Producer-turned-director Denise Di Novi's film is a lazily crafted domestic thriller, where an ex-wife turns psychotic after her husband finds new love.
Tessa Connover is a blonde ice maiden, the perfect yet socially unaccepted wife of David, an investment banker who leaves "Wall Street only to return to his roots", in order to open a beer brewery.
Barely coping with the end of her marriage, Tessa finds it difficult to accept that her ex-husband is happily engaged to Julia Banks, an accomplished editor of a web-site.
Julia on the other hand, is a nondescript lady who is trying to settle into her new role as a wife, and stepmother to David's little daughter Lily (Isabella Rice).
She believes that she has finally found the man of her dreams who would help her put her own troubled past behind her. She is still haunted by the trauma of her previous relationship with Michael Vargas (Simon Kassianides), an aggressive bully who beat her so badly that she had to get a restraining order.
How Tessa turns Julia's dream into a horrific nightmare is the crux of the tale.
The film begins in an interesting way with Vargas being killed and the cops suspect Julia of having killed her ex. And as the tale unfurls, the script written by Christina Hodson half-heartedly teases the possibility that Julia could be guilty.
With a screenplay that is near perfect, the plot is predictable and far from gripping.
Katherine Heigl as Tessa is sincere, but limited in her acting prowess. Her steely gaze helps her portray the ice-maiden to the fullest.

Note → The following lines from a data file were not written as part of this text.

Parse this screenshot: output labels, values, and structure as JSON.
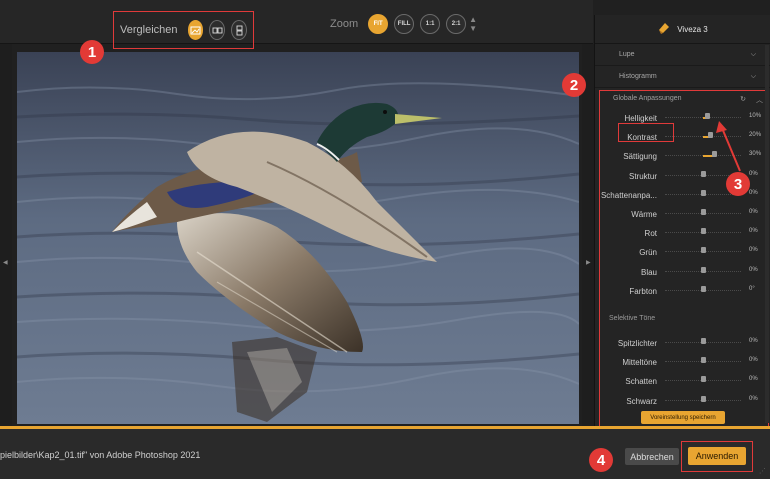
{
  "toolbar": {
    "compare_label": "Vergleichen",
    "zoom_label": "Zoom",
    "zoom_options": [
      "FIT",
      "FILL",
      "1:1",
      "2:1"
    ],
    "zoom_active": "FIT"
  },
  "panel": {
    "title": "Viveza 3",
    "accordions": [
      "Lupe",
      "Histogramm"
    ],
    "global_section": "Globale Anpassungen",
    "global_rows": [
      {
        "label": "Helligkeit",
        "value": "10",
        "unit": "%"
      },
      {
        "label": "Kontrast",
        "value": "20",
        "unit": "%"
      },
      {
        "label": "Sättigung",
        "value": "30",
        "unit": "%"
      },
      {
        "label": "Struktur",
        "value": "0",
        "unit": "%"
      },
      {
        "label": "Schattenanpa...",
        "value": "0",
        "unit": "%"
      },
      {
        "label": "Wärme",
        "value": "0",
        "unit": "%"
      },
      {
        "label": "Rot",
        "value": "0",
        "unit": "%"
      },
      {
        "label": "Grün",
        "value": "0",
        "unit": "%"
      },
      {
        "label": "Blau",
        "value": "0",
        "unit": "%"
      },
      {
        "label": "Farbton",
        "value": "0",
        "unit": "°"
      }
    ],
    "selective_section": "Selektive Töne",
    "selective_rows": [
      {
        "label": "Spitzlichter",
        "value": "0",
        "unit": "%"
      },
      {
        "label": "Mitteltöne",
        "value": "0",
        "unit": "%"
      },
      {
        "label": "Schatten",
        "value": "0",
        "unit": "%"
      },
      {
        "label": "Schwarz",
        "value": "0",
        "unit": "%"
      }
    ],
    "save_preset": "Voreinstellung speichern"
  },
  "bottom": {
    "file_text": "pielbilder\\Kap2_01.tif\" von Adobe Photoshop 2021",
    "cancel": "Abbrechen",
    "apply": "Anwenden"
  },
  "callouts": [
    "1",
    "2",
    "3",
    "4"
  ],
  "colors": {
    "accent": "#e8a531",
    "callout": "#e23a36"
  }
}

Rosario Dawson, as the down to earth and vulnerable Julia, is appealing and her on-screen chemistry with Geoff Stults who essays David, is palpable.
Isabella Rice as Lily is endearing. But it is Cheryl Ladd in a minuscule role as Tessa's hypercritical mother Helen adored by her granddaughter, who seems formidable yet enchanting.
On the technical front, with moderate production values, the film is effectively captured by cinematographer Caleb Deschanel's lens. Also commendable are Editor Frederic Thoraval's fine edits that put the film in the right perspective.
Overall, "Unforgettable" may not offer an enthralling experience but nevertheless it is mildly engaging.